Source : Sentimentrader.com
The change at the top with Mike Kaufmann coming in to take the helm probably didn’t help the optimism, but Cardinal Health’s problems at present seem to be stemming from outside factors and not internal structural issues. For example, we have seen generic pricing come under pressure across the board among the three main distributors. Cardinal just doesn’t seem to have re-positioned its business model to the extent of its main rivals. What we do know is that sentiment levels and price have rebounded nicely in the likes of AmerisourceBergen Corp.(NYSE:ABC) recently. Will the same happen to Cardinal? Probable in my opinion. I always like to look though at the long-term financials of a company to see the main trends of the company over a decade, for example. Here’s how Cardinal’s key metrics check out over the past 10 years.
As we can see from the table above, the two main key metrics that haven’t made the grade are the “share price history” and “resistant to recessions.” However because the period of the great recession falls into our analysis, it is understandable why the metrics focused on reasons share price performed poorly. From January 2010, the share price is up over 70% so I’m prepared to give Cardinal some leeway here. In fact, if we look at total returns since 2007 which obviously include dividends, then Cardinal actually delivers a positive annualized return of almost 6%. Here we see the power of a proven dividend aristocrat which has managed to grow its average dividend per share by 16% over the past decade.
From a technical standpoint, it is worrying to see that the weekly moving averages have now crossed which means a down-move is underway. Furthermore next heavy support is not really until the $40 level. This level acted as heavy resistance between 2011 and 2013 until shares finally mustered up the momentum to break out of that trading range.
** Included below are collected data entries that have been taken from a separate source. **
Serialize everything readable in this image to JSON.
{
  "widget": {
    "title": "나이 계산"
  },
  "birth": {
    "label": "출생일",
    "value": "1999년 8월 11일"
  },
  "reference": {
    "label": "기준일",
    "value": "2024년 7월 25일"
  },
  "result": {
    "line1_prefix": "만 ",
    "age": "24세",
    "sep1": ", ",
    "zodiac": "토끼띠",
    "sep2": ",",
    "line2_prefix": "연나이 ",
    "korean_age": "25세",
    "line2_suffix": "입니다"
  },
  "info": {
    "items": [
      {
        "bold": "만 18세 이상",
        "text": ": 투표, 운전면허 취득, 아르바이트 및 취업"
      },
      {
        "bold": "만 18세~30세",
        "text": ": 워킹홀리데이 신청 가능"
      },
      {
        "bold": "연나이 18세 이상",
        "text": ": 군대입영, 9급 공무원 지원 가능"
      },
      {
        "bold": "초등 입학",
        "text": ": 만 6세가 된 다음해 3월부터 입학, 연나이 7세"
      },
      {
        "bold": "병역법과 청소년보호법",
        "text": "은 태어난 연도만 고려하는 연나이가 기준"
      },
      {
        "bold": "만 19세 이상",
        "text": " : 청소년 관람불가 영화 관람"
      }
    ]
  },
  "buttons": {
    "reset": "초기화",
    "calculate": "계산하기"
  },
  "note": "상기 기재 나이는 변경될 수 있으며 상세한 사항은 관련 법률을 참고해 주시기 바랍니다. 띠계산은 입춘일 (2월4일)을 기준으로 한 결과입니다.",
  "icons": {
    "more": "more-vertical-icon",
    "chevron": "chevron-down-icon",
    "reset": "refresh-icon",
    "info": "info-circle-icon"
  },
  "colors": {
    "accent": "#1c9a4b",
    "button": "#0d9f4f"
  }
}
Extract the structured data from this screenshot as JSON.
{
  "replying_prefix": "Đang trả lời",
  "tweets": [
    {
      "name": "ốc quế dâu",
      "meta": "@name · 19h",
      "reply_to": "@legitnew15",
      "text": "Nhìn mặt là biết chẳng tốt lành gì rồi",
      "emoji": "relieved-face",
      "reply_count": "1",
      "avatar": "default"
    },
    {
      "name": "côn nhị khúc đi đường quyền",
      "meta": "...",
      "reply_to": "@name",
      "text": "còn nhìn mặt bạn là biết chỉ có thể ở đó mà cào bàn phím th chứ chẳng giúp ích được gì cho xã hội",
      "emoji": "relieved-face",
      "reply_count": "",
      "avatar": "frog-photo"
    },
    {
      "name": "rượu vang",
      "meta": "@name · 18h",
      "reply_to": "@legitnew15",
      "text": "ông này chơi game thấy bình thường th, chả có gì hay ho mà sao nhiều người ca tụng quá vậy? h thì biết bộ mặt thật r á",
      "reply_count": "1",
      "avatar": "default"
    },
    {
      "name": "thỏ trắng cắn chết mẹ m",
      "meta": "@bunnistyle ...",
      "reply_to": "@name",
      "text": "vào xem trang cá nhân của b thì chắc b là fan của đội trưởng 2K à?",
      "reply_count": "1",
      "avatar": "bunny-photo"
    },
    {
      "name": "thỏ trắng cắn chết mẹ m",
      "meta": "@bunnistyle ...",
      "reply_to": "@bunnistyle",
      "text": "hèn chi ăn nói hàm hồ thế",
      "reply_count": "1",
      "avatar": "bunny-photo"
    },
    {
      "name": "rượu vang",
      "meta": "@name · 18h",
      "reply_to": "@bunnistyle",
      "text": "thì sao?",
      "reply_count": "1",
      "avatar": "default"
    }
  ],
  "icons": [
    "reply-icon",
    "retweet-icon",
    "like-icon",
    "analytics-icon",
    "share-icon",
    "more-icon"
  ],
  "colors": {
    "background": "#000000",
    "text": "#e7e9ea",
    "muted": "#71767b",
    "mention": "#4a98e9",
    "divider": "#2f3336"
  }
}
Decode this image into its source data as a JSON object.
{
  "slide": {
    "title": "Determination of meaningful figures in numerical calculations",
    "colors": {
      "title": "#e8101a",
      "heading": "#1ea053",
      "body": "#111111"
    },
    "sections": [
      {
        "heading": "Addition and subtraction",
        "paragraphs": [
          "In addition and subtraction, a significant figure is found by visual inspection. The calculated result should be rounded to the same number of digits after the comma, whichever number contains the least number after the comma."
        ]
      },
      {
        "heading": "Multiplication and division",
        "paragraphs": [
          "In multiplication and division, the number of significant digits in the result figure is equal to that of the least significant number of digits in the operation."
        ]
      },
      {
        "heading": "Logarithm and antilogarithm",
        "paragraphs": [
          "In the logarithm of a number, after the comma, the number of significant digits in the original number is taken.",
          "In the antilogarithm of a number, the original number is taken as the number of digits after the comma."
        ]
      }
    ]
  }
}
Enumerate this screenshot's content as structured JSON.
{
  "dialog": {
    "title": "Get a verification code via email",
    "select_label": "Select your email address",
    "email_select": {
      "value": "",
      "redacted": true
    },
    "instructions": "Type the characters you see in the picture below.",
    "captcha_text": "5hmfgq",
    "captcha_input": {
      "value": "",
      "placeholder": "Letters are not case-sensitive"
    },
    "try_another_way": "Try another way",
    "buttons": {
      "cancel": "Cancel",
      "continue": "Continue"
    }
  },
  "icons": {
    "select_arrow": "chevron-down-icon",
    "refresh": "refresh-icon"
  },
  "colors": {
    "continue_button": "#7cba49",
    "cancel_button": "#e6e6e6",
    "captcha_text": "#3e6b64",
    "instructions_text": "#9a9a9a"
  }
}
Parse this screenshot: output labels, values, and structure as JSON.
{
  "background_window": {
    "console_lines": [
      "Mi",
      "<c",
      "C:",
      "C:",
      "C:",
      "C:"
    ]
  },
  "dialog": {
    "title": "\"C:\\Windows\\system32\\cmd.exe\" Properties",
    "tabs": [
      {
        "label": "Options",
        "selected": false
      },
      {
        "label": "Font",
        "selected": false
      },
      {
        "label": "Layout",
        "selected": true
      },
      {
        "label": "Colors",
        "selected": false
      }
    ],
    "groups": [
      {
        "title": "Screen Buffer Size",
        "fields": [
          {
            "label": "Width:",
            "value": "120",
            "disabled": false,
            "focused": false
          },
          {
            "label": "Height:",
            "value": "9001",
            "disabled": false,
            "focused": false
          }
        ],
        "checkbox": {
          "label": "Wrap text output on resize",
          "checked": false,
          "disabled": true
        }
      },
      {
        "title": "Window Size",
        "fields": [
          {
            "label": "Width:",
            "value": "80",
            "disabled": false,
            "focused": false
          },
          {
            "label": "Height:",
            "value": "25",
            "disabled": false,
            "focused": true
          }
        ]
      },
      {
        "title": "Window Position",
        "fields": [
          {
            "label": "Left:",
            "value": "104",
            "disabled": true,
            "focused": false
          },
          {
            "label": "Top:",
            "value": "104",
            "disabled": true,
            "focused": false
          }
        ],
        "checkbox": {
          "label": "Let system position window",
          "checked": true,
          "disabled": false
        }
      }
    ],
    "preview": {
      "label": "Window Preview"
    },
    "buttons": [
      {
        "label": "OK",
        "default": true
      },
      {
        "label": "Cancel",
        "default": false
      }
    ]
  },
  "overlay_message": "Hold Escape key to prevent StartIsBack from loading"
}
Although the distributors more or less topped with the pharmaceutical industry in general in 2015, CAH for example has failed to print lower lows since that point, which is concerning. The IBB Biotechnology ETF managed to bottom in 2016 and has been making higher lows and higher highs ever since. The question is whether this divergence will continue.
Yesterday’s trading action (November 20th) brought the stock to new lows. As a swing trader, because of the downside potential, I would be looking for a weekly swing here before contemplating a trade to the long side. Nobody knows when this selling pressure will cease so patience is required at present. Alternatively one could see if both today’s and tomorrow’s trading take us further away from the intra-day low of $54.66 yesterday. If that were to be the case, there would be a good chance of Cardinal forming a weekly swing this week. Then one could place a long trade early with a tight stop to minimize risk. We will play this one by ear for the time being.
Disclosure: I/we have no positions in any stocks mentioned, but may initiate a long position in CAH over the next 72 hours.
I wrote this article myself, and it expresses my own opinions. I am not receiving compensation for it (other than from Seeking Alpha). I have no business relationship with any company whose stock is mentioned in this article.